ALLAH İNSANI KENDİ YARATILIŞI ÜZERİNDE DÜŞÜNMEYE ÇAĞIRIR
İnsan demektedir ki: "Ben öldükten sonra mı, gerçekten diri olarak çıkarılacağım?"İnsan önceden, hiç bir şey değilken, gerçekten bizim onu yaratmış bulunduğumuzu (hiç) düşünmüyor mu? (Meryem Suresi, 66-67)

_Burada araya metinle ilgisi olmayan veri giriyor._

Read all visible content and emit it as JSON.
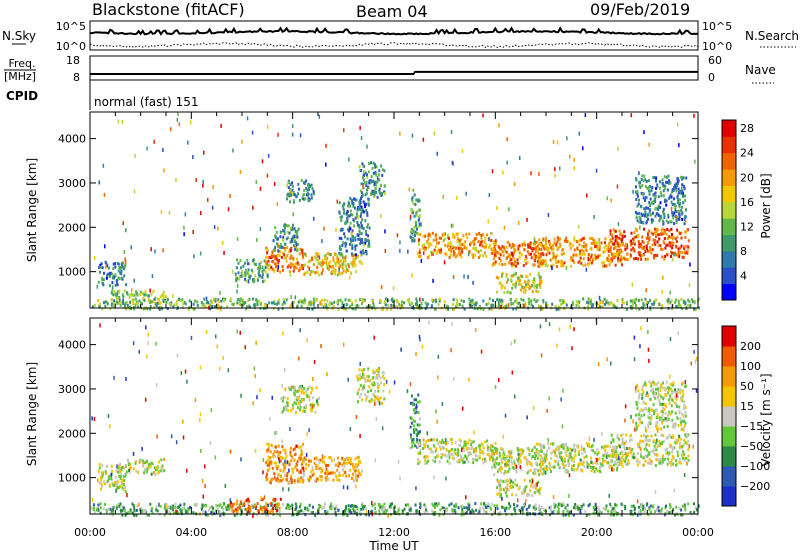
{
  "header": {
    "station": "Blackstone (fitACF)",
    "beam": "Beam 04",
    "date": "09/Feb/2019"
  },
  "chart_data": [
    {
      "type": "line",
      "panel": "noise",
      "left_label": "N.Sky",
      "right_label": "N.Search",
      "left_ticks": [
        "10^5",
        "10^0"
      ],
      "right_ticks": [
        "10^5",
        "10^0"
      ]
    },
    {
      "type": "line",
      "panel": "freq-nave",
      "left_label_1": "Freq.",
      "left_label_2": "[MHz]",
      "right_label": "Nave",
      "left_ticks": [
        "18",
        "8"
      ],
      "right_ticks": [
        "60",
        "0"
      ],
      "freq_segments": [
        {
          "x0": 0.0,
          "x1": 12.8,
          "y": 10.5
        },
        {
          "x0": 12.8,
          "x1": 24.0,
          "y": 11.4
        }
      ],
      "freq_range": [
        8,
        18
      ]
    },
    {
      "type": "table",
      "panel": "cpid",
      "label": "CPID",
      "program": "normal (fast) 151"
    },
    {
      "type": "heatmap",
      "panel": "power",
      "ylabel": "Slant Range [km]",
      "y_ticks": [
        1000,
        2000,
        3000,
        4000
      ],
      "ylim": [
        180,
        4600
      ],
      "colorbar_label": "Power [dB]",
      "colorbar_ticks": [
        4,
        8,
        12,
        16,
        20,
        24,
        28
      ],
      "colorbar_colors": [
        "#0000ff",
        "#2a50c8",
        "#2f7aa8",
        "#3e9a6a",
        "#62b84a",
        "#b6d63c",
        "#f0c800",
        "#f59a00",
        "#f06400",
        "#e83000",
        "#e00000"
      ],
      "regions": [
        {
          "x0": 0.3,
          "x1": 1.4,
          "y0": 700,
          "y1": 1250,
          "level": 0.25
        },
        {
          "x0": 0.8,
          "x1": 3.0,
          "y0": 300,
          "y1": 600,
          "level": 0.45
        },
        {
          "x0": 5.7,
          "x1": 7.0,
          "y0": 800,
          "y1": 1300,
          "level": 0.35
        },
        {
          "x0": 6.9,
          "x1": 8.4,
          "y0": 1000,
          "y1": 1600,
          "level": 0.75
        },
        {
          "x0": 7.2,
          "x1": 8.2,
          "y0": 1500,
          "y1": 2100,
          "level": 0.3
        },
        {
          "x0": 8.4,
          "x1": 10.7,
          "y0": 950,
          "y1": 1450,
          "level": 0.6
        },
        {
          "x0": 7.7,
          "x1": 8.8,
          "y0": 2600,
          "y1": 3100,
          "level": 0.3
        },
        {
          "x0": 9.8,
          "x1": 11.0,
          "y0": 1400,
          "y1": 2700,
          "level": 0.25
        },
        {
          "x0": 10.6,
          "x1": 11.6,
          "y0": 2700,
          "y1": 3500,
          "level": 0.3
        },
        {
          "x0": 12.6,
          "x1": 13.0,
          "y0": 1700,
          "y1": 2900,
          "level": 0.35
        },
        {
          "x0": 12.9,
          "x1": 16.0,
          "y0": 1350,
          "y1": 1900,
          "level": 0.7
        },
        {
          "x0": 15.8,
          "x1": 18.0,
          "y0": 1150,
          "y1": 1700,
          "level": 0.75
        },
        {
          "x0": 17.5,
          "x1": 21.0,
          "y0": 1150,
          "y1": 1800,
          "level": 0.7
        },
        {
          "x0": 20.5,
          "x1": 23.6,
          "y0": 1300,
          "y1": 2000,
          "level": 0.8
        },
        {
          "x0": 16.0,
          "x1": 17.8,
          "y0": 550,
          "y1": 1000,
          "level": 0.55
        },
        {
          "x0": 21.5,
          "x1": 23.5,
          "y0": 2100,
          "y1": 3200,
          "level": 0.25
        },
        {
          "x0": 0.0,
          "x1": 24.0,
          "y0": 180,
          "y1": 420,
          "level": 0.4
        }
      ]
    },
    {
      "type": "heatmap",
      "panel": "velocity",
      "ylabel": "Slant Range [km]",
      "y_ticks": [
        1000,
        2000,
        3000,
        4000
      ],
      "ylim": [
        180,
        4600
      ],
      "xlabel": "Time UT",
      "x_ticks": [
        "00:00",
        "04:00",
        "08:00",
        "12:00",
        "16:00",
        "20:00",
        "00:00"
      ],
      "xlim": [
        0,
        24
      ],
      "colorbar_label": "Velocity [m s⁻¹]",
      "colorbar_ticks": [
        "200",
        "100",
        "50",
        "15",
        "−15",
        "−50",
        "−100",
        "−200"
      ],
      "colorbar_colors": [
        "#1e2ec8",
        "#2f5ab4",
        "#2a8a46",
        "#62c83a",
        "#c8c8c0",
        "#f6c400",
        "#f59a00",
        "#f05a00",
        "#e00000"
      ],
      "regions": [
        {
          "x0": 0.3,
          "x1": 1.4,
          "y0": 700,
          "y1": 1350,
          "level": 0.5
        },
        {
          "x0": 1.4,
          "x1": 2.9,
          "y0": 1100,
          "y1": 1450,
          "level": 0.5
        },
        {
          "x0": 6.9,
          "x1": 8.4,
          "y0": 900,
          "y1": 1800,
          "level": 0.72
        },
        {
          "x0": 8.4,
          "x1": 10.7,
          "y0": 950,
          "y1": 1500,
          "level": 0.68
        },
        {
          "x0": 7.5,
          "x1": 9.0,
          "y0": 2500,
          "y1": 3100,
          "level": 0.5
        },
        {
          "x0": 10.5,
          "x1": 11.6,
          "y0": 2700,
          "y1": 3500,
          "level": 0.5
        },
        {
          "x0": 12.6,
          "x1": 13.0,
          "y0": 1700,
          "y1": 2900,
          "level": 0.3
        },
        {
          "x0": 12.9,
          "x1": 16.0,
          "y0": 1350,
          "y1": 1900,
          "level": 0.5
        },
        {
          "x0": 15.8,
          "x1": 18.0,
          "y0": 1100,
          "y1": 1700,
          "level": 0.5
        },
        {
          "x0": 17.5,
          "x1": 21.0,
          "y0": 1150,
          "y1": 1800,
          "level": 0.5
        },
        {
          "x0": 20.5,
          "x1": 23.6,
          "y0": 1300,
          "y1": 2000,
          "level": 0.5
        },
        {
          "x0": 16.0,
          "x1": 17.8,
          "y0": 600,
          "y1": 1000,
          "level": 0.5
        },
        {
          "x0": 21.5,
          "x1": 23.5,
          "y0": 2100,
          "y1": 3200,
          "level": 0.5
        },
        {
          "x0": 0.0,
          "x1": 24.0,
          "y0": 180,
          "y1": 450,
          "level": 0.35
        },
        {
          "x0": 5.5,
          "x1": 7.5,
          "y0": 250,
          "y1": 550,
          "level": 0.8
        }
      ]
    }
  ]
}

ALLAH İNSANI GÖKLERİN VE YERİN YARATILIŞI ÜZERİNDE DÜŞÜNMEYE ÇAĞIRIR
Şüphesiz, göklerin ve yerin yaratılmasında, gece ile gündüzün ardı ardına gelişinde, insanlara yararlı şeyler ile denizde yüzen gemilerde, Allah'ın yağdırdığı ve kendisiyle yeryüzünü ölümünden sonra dirilttiği suda, her canlıyı orada üretip-yaymasında, rüzgarları estirmesinde, gökle yer arasında boyun eğdirilmiş bulutları evirip çevirmesinde düşünen bir topluluk için gerçekten ayetler vardır. (Bakara Suresi, 164)
ALLAH İNSANI DÜNYA HAYATININ GEÇİCİLİĞİNİ DÜŞÜNMEYE ÇAĞIRIR
Dünya hayatının örneği, ancak gökten indirdiğimiz, onunla insanların ve hayvanların yediği yeryüzünün bitkisi karışmış olan bir su gibidir. Öyle ki yer, güzelliğini takınıp süslendiği ve ahalisi gerçekten ona güç yetirdiklerini sanmışlarken (işte tam bu sırada) gece veya gündüz ona emrimiz gelmiştir de, dün sanki hiçbir zenginliği yokmuş gibi, onu kökünden biçilip atılmış bir durumda kılmışız. Düşünen bir topluluk için biz ayetleri böyle birer birer açıklarız. (Yunus Suresi, 24)
Hangi biriniz ister ki, altından ırmaklar akan hurmalardan, üzümlerden bir bahçesi olsun, içinde kendisinin olan bütün ürünler de bulunsun; fakat kendisine ihtiyarlık gelip çatsın, (üstelik) zayıf ve küçük çocukları olsun (böyle bir durumda iken) ona (bahçesine) ateşli bir kasırga isabet etsin de yanıversin. İşte Allah size ayetleri böyle açıklar, ki düşünesiniz. (Bakara Suresi, 266)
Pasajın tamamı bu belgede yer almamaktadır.